如今好不容易又回了京城,她們指不定有多少話要說,怕是今天要秉燭夜談。
三個姑娘住一塊兒說話去了,瑾娘竟然一點不覺得驚訝,甚至一切都在預料之中。
瑾娘收拾妥當,徐二郎把書本丟在旁邊床頭柜上,將她往懷里一抱,兩人就睡了。
真的很累了,趕路時雖然大部分夜晚能在驛站落腳,但是驛站的床榻肯定沒有家里的舒服。加上擔心有意外,憂心孩子們做惡夢或是會生病,瑾娘每晚上都提著心,根本不敢睡死。如今到了京城,到了自己家,自己地盤,瑾娘身心全部放松下來,很快進入甜美的夢想。
翌日一家人都睡到天大亮才起來。
吃過飯后,就開始忙碌了。
徐二郎昨天一進京城,就讓人送了請安的折子如宮里。
他雖然是請了假回京的,但是這次回來也不全是參加翩翩的婚禮,還要進宮見允文帝。
有關河州和遼東的一些事情,有些奏折上不好詳述,見面倒是能說一說。

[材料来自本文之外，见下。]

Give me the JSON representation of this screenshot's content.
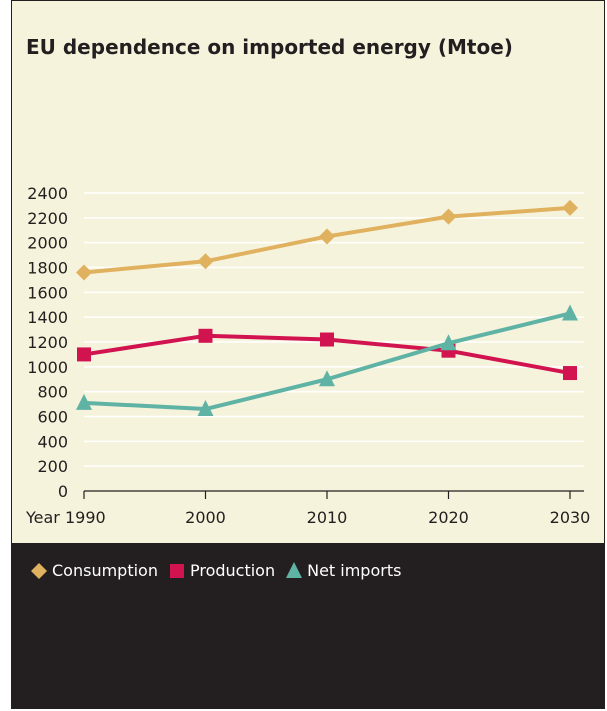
{
  "chart_data": {
    "type": "line",
    "title": "EU dependence on imported energy (Mtoe)",
    "x": [
      "Year 1990",
      "2000",
      "2010",
      "2020",
      "2030"
    ],
    "ylim": [
      0,
      2400
    ],
    "yticks": [
      0,
      200,
      400,
      600,
      800,
      1000,
      1200,
      1400,
      1600,
      1800,
      2000,
      2200,
      2400
    ],
    "grid": true,
    "legend_position": "bottom",
    "series": [
      {
        "name": "Consumption",
        "values": [
          1760,
          1850,
          2050,
          2210,
          2280
        ],
        "color": "#e0b15f",
        "marker": "diamond"
      },
      {
        "name": "Production",
        "values": [
          1100,
          1250,
          1220,
          1130,
          950
        ],
        "color": "#d1134f",
        "marker": "square"
      },
      {
        "name": "Net imports",
        "values": [
          710,
          660,
          900,
          1190,
          1430
        ],
        "color": "#5fb3a5",
        "marker": "triangle"
      }
    ]
  }
}
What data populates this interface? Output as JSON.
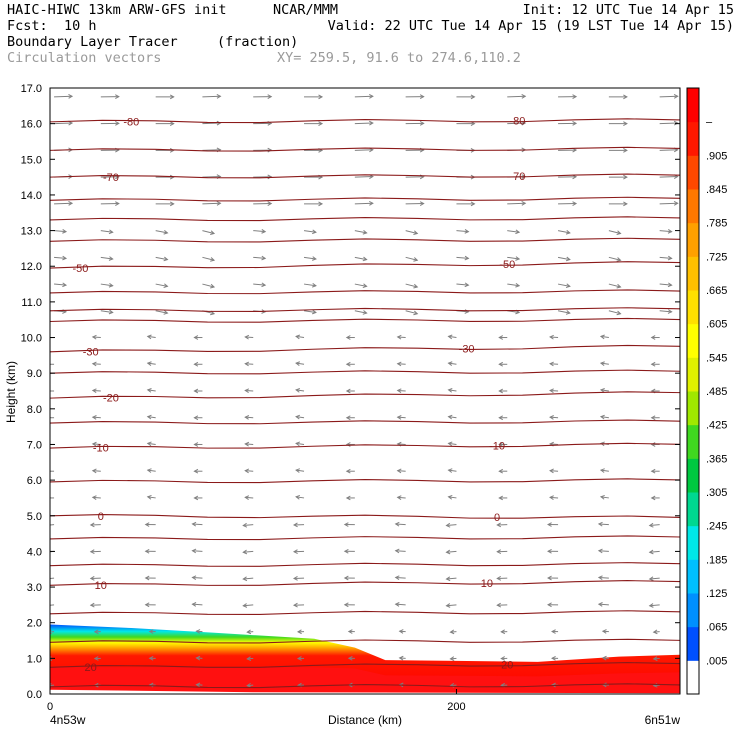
{
  "header": {
    "model": "HAIC-HIWC 13km ARW-GFS init",
    "org": "NCAR/MMM",
    "init": "Init: 12 UTC Tue 14 Apr 15",
    "fcst_label": "Fcst:",
    "fcst_value": "10 h",
    "valid": "Valid: 22 UTC Tue 14 Apr 15 (19 LST Tue 14 Apr 15)",
    "field": "Boundary Layer Tracer",
    "field_units": "(fraction)",
    "overlay": "Circulation vectors",
    "xy": "XY= 259.5, 91.6 to 274.6,110.2"
  },
  "chart_data": {
    "type": "heatmap",
    "ylabel": "Height (km)",
    "xlabel": "Distance (km)",
    "x_left_label": "4n53w",
    "x_right_label": "6n51w",
    "xlim": [
      0,
      310
    ],
    "ylim": [
      0,
      17
    ],
    "x_ticks": [
      0,
      200
    ],
    "y_ticks": [
      "0.0",
      "1.0",
      "2.0",
      "3.0",
      "4.0",
      "5.0",
      "6.0",
      "7.0",
      "8.0",
      "9.0",
      "10.0",
      "11.0",
      "12.0",
      "13.0",
      "14.0",
      "15.0",
      "16.0",
      "17.0"
    ],
    "colorbar": {
      "labels": [
        ".005",
        ".065",
        ".125",
        ".185",
        ".245",
        ".305",
        ".365",
        ".425",
        ".485",
        ".545",
        ".605",
        ".665",
        ".725",
        ".785",
        ".845",
        ".905",
        "–"
      ],
      "colors": [
        "#ffffff",
        "#0050ff",
        "#0090ff",
        "#00c0ff",
        "#00e8e8",
        "#00d890",
        "#00c840",
        "#40d820",
        "#a0e800",
        "#e0f000",
        "#ffff00",
        "#ffe000",
        "#ffc000",
        "#ffa000",
        "#ff7800",
        "#ff4800",
        "#ff1800",
        "#ff0000"
      ]
    },
    "tracer_top_km": [
      {
        "x": 0,
        "top": 1.95
      },
      {
        "x": 40,
        "top": 1.85
      },
      {
        "x": 80,
        "top": 1.72
      },
      {
        "x": 130,
        "top": 1.55
      },
      {
        "x": 150,
        "top": 1.3
      },
      {
        "x": 165,
        "top": 0.95
      },
      {
        "x": 200,
        "top": 0.93
      },
      {
        "x": 240,
        "top": 0.9
      },
      {
        "x": 280,
        "top": 1.05
      },
      {
        "x": 310,
        "top": 1.1
      }
    ],
    "temperature_contours": [
      {
        "value": 20,
        "label": "20",
        "y_left": 0.75,
        "y_right": 0.85
      },
      {
        "value": 10,
        "label": "10",
        "y_left": 3.05,
        "y_right": 3.15
      },
      {
        "value": 0,
        "label": "0",
        "y_left": 5.0,
        "y_right": 4.95
      },
      {
        "value": -10,
        "label": "-10",
        "y_left": 6.9,
        "y_right": 7.0
      },
      {
        "value": -20,
        "label": "-20",
        "y_left": 8.3,
        "y_right": 8.45
      },
      {
        "value": -30,
        "label": "-30",
        "y_left": 9.6,
        "y_right": 9.75
      },
      {
        "value": -50,
        "label": "-50",
        "y_left": 11.95,
        "y_right": 12.1
      },
      {
        "value": -70,
        "label": "-70",
        "y_left": 14.5,
        "y_right": 14.55
      },
      {
        "value": -80,
        "label": "-80",
        "y_left": 16.05,
        "y_right": 16.1
      }
    ],
    "extra_contour_heights_km": [
      0.2,
      1.45,
      2.25,
      3.6,
      4.35,
      5.95,
      7.6,
      9.0,
      10.45,
      10.75,
      11.25,
      12.7,
      13.3,
      13.85,
      15.25
    ],
    "label_positions": {
      "left_x_km": [
        20,
        25,
        25,
        25,
        30,
        20,
        15,
        30,
        40
      ],
      "right_x_km": [
        225,
        215,
        220,
        220,
        0,
        205,
        225,
        230,
        230
      ]
    }
  }
}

徐二郎有心在允文帝面前刷刷臉,順便給遼東等地討些好處,允文帝呢,想來也是對河州和遼東的景況很好奇,因而今天一早,讓徐二郎進宮的旨意就下來了。
徐二郎進宮去了,臨走之前還和瑾娘說,“今天別等我用午飯,你們吃就是。”
這意思是陛下今天會留飯了?
你們是有多少話,還能說一上午?
徐二郎沒回答她,輕揉了她頭發一把就走了。
徐二郎走后瑾娘就忙碌起來,讓人把此番帶回京城的東西分一分。
一些禮物是要送給與徐二郎關系親厚的同僚,以及往日的上司的,還有他的師傅,一些幾位關系尚可的友人,再有平西侯府那里雖然聯絡很少了,但也不能把他們散在一邊,再有徐府的諸多諸人。
瑾娘忙忙碌碌的,忙了一天才把這事情做好。
剩余還有兩車東西,她讓人將其中一些送去給青兒府上——青兒如今在書院,暫時出不來,家中只有萱萱一人。她昨日得知姐姐和姐夫到達京城的消息時已經很晚了,今天一早就過來徐府。可惜瑾娘實在忙的很,只能讓萱萱先找翩翩玩,和翩翩一起幫她帶帶三胞胎。
另外青兒的岳家柯府那里,瑾娘也特意用了份用心的禮物。里邊大多東西是給柯柯的,多是一些料子首飾之類。不貴重,但也難得,是瑾娘琢磨了好久選出來的。
至于剩下那些,一部分給徐父徐母,一部分是翩翩的。